World Series: Duell auf Augenhöhe um die Commissioner's Trophy

World Series: Duell auf Augenhöhe um die Commissioner’s Trophy

Showtime in der MLB. Die World Series, die Endspiel-Serie um die wichtigste Baseball-Trophäe der Welt, ist in vollem Gang. Nach 2 Spielen steht es zwischen den Houston Astros und den Los Angeles Dodgers 1:1. Es bahnt sich eine spannende Serie an. Aber warum ist die World Series eigentlich so populär und in den USA eines der wichtigsten Sportereignisse des Jahres? Wir liefern Antworten und Infos rund um den Mega Event.

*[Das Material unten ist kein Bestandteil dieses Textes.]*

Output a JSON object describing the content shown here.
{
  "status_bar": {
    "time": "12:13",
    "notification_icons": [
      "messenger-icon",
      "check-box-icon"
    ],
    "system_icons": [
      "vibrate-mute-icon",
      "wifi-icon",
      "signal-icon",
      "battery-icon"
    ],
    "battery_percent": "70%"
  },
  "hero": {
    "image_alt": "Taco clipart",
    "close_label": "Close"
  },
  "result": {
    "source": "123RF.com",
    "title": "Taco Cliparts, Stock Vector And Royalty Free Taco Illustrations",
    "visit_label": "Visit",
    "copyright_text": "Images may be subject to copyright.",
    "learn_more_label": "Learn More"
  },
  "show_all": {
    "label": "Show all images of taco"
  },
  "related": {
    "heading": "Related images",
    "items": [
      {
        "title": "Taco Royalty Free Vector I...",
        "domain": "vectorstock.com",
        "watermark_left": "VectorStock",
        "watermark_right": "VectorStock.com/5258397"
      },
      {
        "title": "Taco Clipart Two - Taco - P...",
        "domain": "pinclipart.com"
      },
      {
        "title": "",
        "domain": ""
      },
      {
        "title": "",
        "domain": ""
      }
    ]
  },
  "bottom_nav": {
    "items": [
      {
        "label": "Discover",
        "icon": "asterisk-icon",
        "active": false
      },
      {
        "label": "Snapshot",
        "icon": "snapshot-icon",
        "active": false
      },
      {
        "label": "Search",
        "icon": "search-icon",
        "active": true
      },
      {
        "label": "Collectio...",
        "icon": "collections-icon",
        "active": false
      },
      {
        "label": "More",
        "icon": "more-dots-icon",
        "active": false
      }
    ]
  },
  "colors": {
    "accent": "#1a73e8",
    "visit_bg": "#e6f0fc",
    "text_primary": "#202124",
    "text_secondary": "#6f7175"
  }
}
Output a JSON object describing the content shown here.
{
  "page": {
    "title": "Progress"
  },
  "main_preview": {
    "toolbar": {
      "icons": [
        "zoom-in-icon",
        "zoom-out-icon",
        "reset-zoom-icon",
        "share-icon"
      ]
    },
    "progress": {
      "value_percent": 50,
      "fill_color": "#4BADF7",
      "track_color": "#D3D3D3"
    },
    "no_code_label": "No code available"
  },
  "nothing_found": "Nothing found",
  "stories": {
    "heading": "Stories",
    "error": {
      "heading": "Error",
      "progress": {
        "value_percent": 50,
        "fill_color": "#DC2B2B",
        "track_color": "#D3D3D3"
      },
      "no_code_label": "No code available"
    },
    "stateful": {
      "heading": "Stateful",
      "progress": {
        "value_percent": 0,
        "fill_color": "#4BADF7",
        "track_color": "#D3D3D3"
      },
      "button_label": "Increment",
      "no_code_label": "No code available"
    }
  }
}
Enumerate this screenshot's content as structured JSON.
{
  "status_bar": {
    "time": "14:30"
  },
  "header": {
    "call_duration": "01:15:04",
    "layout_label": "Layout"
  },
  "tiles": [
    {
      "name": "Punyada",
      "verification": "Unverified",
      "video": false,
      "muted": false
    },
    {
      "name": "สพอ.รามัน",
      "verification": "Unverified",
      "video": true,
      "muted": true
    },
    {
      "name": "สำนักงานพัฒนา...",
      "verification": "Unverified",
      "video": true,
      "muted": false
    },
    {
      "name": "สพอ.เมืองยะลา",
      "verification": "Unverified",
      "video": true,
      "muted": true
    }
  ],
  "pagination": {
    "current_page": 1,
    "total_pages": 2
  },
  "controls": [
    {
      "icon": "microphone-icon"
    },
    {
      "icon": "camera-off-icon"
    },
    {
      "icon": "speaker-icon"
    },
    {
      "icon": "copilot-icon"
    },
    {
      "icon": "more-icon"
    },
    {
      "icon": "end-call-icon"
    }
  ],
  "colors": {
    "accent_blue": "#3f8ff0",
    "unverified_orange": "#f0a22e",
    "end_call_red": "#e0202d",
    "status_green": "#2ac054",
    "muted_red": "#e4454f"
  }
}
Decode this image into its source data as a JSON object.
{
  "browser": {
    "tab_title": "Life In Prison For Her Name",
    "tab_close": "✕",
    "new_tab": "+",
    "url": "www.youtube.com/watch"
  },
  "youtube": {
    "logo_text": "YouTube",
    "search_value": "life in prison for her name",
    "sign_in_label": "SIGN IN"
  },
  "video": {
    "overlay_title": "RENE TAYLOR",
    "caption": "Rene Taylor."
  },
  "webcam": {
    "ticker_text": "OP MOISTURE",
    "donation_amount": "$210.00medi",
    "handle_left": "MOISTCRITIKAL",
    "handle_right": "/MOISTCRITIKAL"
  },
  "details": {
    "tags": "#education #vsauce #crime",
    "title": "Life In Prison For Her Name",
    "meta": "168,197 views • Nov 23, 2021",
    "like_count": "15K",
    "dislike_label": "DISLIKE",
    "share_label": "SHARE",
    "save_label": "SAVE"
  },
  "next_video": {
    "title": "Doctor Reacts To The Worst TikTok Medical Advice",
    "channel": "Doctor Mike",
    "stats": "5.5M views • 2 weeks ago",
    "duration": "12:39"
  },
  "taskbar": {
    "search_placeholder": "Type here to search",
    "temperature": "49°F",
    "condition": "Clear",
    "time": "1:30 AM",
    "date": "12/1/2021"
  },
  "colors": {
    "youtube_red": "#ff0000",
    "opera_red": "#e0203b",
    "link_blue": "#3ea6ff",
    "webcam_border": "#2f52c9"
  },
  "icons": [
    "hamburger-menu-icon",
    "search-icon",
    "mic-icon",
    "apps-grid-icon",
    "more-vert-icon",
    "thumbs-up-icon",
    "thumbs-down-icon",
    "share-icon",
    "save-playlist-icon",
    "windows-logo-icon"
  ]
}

Baseball – bei uns in Deutschland fristet der Sport ein Nischendasein. Anders ist es in den USA. Da gehören die Spieler der MLB zu den größten und bestbezahltesten Stars des Landes. Hinter American Football (alle Wetten zur NFL) steht Baseball auf Position 2 der beliebtesten Sportarten, ungefähr gleichauf mit Basketball und Eishockey. Dementsprechend hoch ist das Interesse an den Spielen der MLB. Die World Series, in der die beiden besten Teams aus der National League und der American League den Champion ermitteln, ist vergleichbar mit dem Super Bowl.

Eines der größten Sportereignisse des Landes

Im letzten Jahr verfolgten das 7. und entscheidende Spiel der World Series zwischen den Chicago Cubs und den Cleveland Indians knapp 40 Mio. Zuschauern vor den TV-Bildschirmen. Auch in diesem Jahr wird eine ähnlich hohe Quote erwartet, zumal mit den Los Angeles Dodgers ein Team mit großer Fanbase erstmals seit 1988 wieder in der Finalserie steht. Zudem treffen zum ersten Mal seit 2010 wieder 2 Mannschaften aus den einwohnerstarken Bundesstaaten Kalifornien und Texas aufeinander.

Bereits zum 113. Mal wird der Gewinner der MLB ermittelt. Das Event ist also schon lange in den USA verwurzelt und gehört fest in den Terminkalender der Menschen. Traditionell wird die World Series Ende Oktober ausgetragen und es gehört in vielen Haushalten zum festen Ritual, die Spiele gemeinsam vor dem Fernseher zu schauen.

Der Modus der World Series

Anders als beim Super Bowl wird der Champion nicht in einem Spiel ermittelt, sondern in einer Best-of-Seven-Serie. Das erste Team, das 4 Siege verbuchen kann, bekommt die Commissioner’s Trophy überreicht. Die Mannschaft mit der besseren Bilanz hat in den Spielen 1 und 2 sowie in den möglichen Spielen 6 und 7 Heimrecht.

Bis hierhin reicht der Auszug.